A curmudgeon returns
Part 2 in my curmudgeon series (don't worry, after this, it's all utopia again). A couple of posts back I mused that "we have seen the demise of any sense of compulsion or quality. There is no more 'should' anymore. Everything is okay." I pondered whether this started with post-modernism and was reinforced by the internet as echo-chamber.
Ain't no echo chamber
I've been thinking more about it, largely thanks to the excellent comments on that post. On reflection I feel that the echo-chamber effect is probably overplayed. Certainly we tend to talk to like-minded people – this is human nature. Sometimes it is a result of preference: I don't need to talk to fascists to know I disagree with them. But it is also a fundamental aspect of what we term community: in academic circles, theoretical physicists don't advance their science by hanging around with people who they have to explain Newton's second law of motion to – they need to assume a base level of knowledge to be able to have the discussions they need.
Even so, my experience of being online is that my network is far more diverse than my face to face one. There is a great deal of variation in the people in my twitter network, without going to extremes. In this sense it is the opposite of an echo-chamber (a diversity chamber?) and almost every day something will come across my path that I wouldn't have encountered otherwise.
But I still feel that, particularly in relation to artistic tastes, the lack of compulsion I mentioned is prevalent in society. I could be wrong about this, and I have no empirical evidence (indeed, what form would such evidence take?). But humour me, and let's pretend I'm not just a grumpy old man, and there's something in it. If it isn't a result of the echo-chamber, maybe it is a result of what I shall, with a frightening lack of imagination, term 'always-right-ism'. We have had two mantras in recent years: The customer is always right, and more recently, the user is always right.
So, us internet users in particular are immersed in an environment where we are repeatedly told we are always right. If we don't get how to use a site immediately, give up, because it's the designer's fault. This is largely true, but coming on the back of the customer is always right attitude, it may start to pervade other areas of our lives.
In education we have seen the customer attitude tainting the student-staff relationship. The student cannot be always right (they wouldn't be a student then) and so the customer approach only works to an extent.
So my hypothesis is that a similar stance has begun to influence people's artistic choices. You struggled to read a book? It's the author's fault. Didn't like a piece of music? They should try and be more accessible. Didn't understand a piece of art? They are being wilfully obtuse. Think Lord of the Rings is the best thing written? That's fine, the rest of the country seems to agree.
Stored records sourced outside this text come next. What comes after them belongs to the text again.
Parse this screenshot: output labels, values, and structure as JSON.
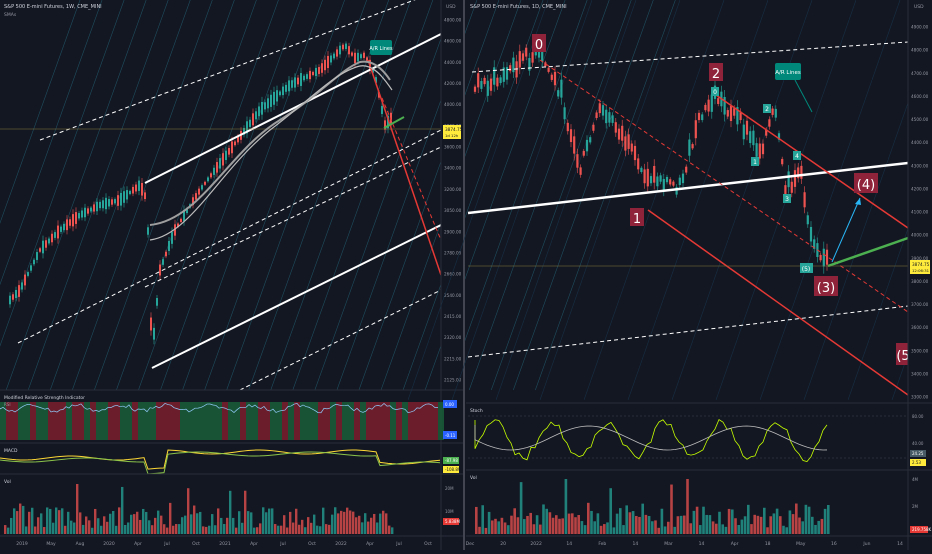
{
  "left_panel": {
    "title": "S&P 500 E-mini Futures, 1W, CME_MINI",
    "indicator_label": "SMAs",
    "currency": "USD",
    "price_axis": [
      "4800.00",
      "4600.00",
      "4400.00",
      "4200.00",
      "4000.00",
      "3800.00",
      "3600.00",
      "3400.00",
      "3200.00",
      "3050.00",
      "2900.00",
      "2780.00",
      "2660.00",
      "2540.00",
      "2415.00",
      "2320.00",
      "2215.00",
      "2125.00"
    ],
    "last_price": "3874.75",
    "countdown": "1d 12h",
    "annotation": "A/R Lines",
    "x_labels": [
      "2019",
      "May",
      "Aug",
      "2020",
      "Apr",
      "Jul",
      "Oct",
      "2021",
      "Apr",
      "Jul",
      "Oct",
      "2022",
      "Apr",
      "Jul",
      "Oct"
    ],
    "rsi_title": "Modified Relative Strength Indicator",
    "rsi_sub": "RSI",
    "rsi_values": [
      "0.00",
      "-0.11"
    ],
    "macd_title": "MACD",
    "macd_values": [
      "-87.98",
      "-108.89"
    ],
    "vol_title": "Vol",
    "vol_axis": [
      "20M",
      "10M"
    ],
    "vol_value": "5.838M"
  },
  "right_panel": {
    "title": "S&P 500 E-mini Futures, 1D, CME_MINI",
    "currency": "USD",
    "price_axis": [
      "4900.00",
      "4800.00",
      "4700.00",
      "4600.00",
      "4500.00",
      "4400.00",
      "4300.00",
      "4200.00",
      "4100.00",
      "4000.00",
      "3900.00",
      "3800.00",
      "3700.00",
      "3600.00",
      "3500.00",
      "3400.00",
      "3300.00"
    ],
    "last_price": "3874.75",
    "countdown": "12:06:31",
    "annotation": "A/R Lines",
    "wave_labels": {
      "w0": "0",
      "w1": "1",
      "w2": "2",
      "w3": "(3)",
      "w4": "(4)",
      "w5": "(5"
    },
    "sub_labels": [
      "0",
      "1",
      "2",
      "3",
      "4",
      "(5)"
    ],
    "x_labels": [
      "Dec",
      "20",
      "2022",
      "14",
      "Feb",
      "14",
      "Mar",
      "14",
      "Apr",
      "18",
      "May",
      "16",
      "Jun",
      "14"
    ],
    "stoch_title": "Stoch",
    "stoch_axis": [
      "80.00",
      "40.00"
    ],
    "stoch_values": [
      "24.25",
      "2.53"
    ],
    "vol_title": "Vol",
    "vol_axis": [
      "4M",
      "2M"
    ],
    "vol_value": "219.758K"
  },
  "colors": {
    "bg": "#131722",
    "up": "#26a69a",
    "down": "#ef5350",
    "trend": "#ffffff",
    "red_line": "#e53935",
    "green_line": "#4caf50",
    "fan": "#1e3a5f",
    "price_tag": "#ffeb3b"
  }
}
Brian Lamb posted a comment on my last piece, quoting Nick Hornby who was bemoaning the notion that reading should be hard:
the problems, it seems to me, is that we have got it into our heads
that books should be hard work, and that unless they’re hard work,
they’re not doing us any good… If
reading is to survive as a leisure activity…then we have to promote the
joys of reading rather than the (dubious) benefits…please, if you’re
reading a book that’s killing you, put it down and read something else"
I have a lot of sympathy with this view. As Nathaniel Hawthorne said 'easy reading is damn hard writing.' The curse of making things difficult to read runs through academia – I have supervised PhD students who feel that if it isn't verbose and almost impenetrable, then it isn't academic. I have spent a lot of my time trying to do the opposite (hence this blog) – trying to say interesting things in an accessible manner.
So I don't think books should necessarily be hard to read (often that's just a sign of poor writing), but you can stretch yourself in terms of the narrative style, subject matter, characterisation, structure, etc. Not every book you read has to be written simplistically, with a straightforward narrative. I recently read Jonathan Coe's excellent biography of the experimental novelist BS Johnson, and I have a lot of sympathy with Coe's stance: he likes books with plot and narrative (the Dickens tradition) but also admires those who experiment with the form. He says of Johnson, he wrote as though it mattered, and I think by extension, if we occasionally subject ourselves to art work that is created by people who thinks it matters, then maybe it matters to us a bit more too.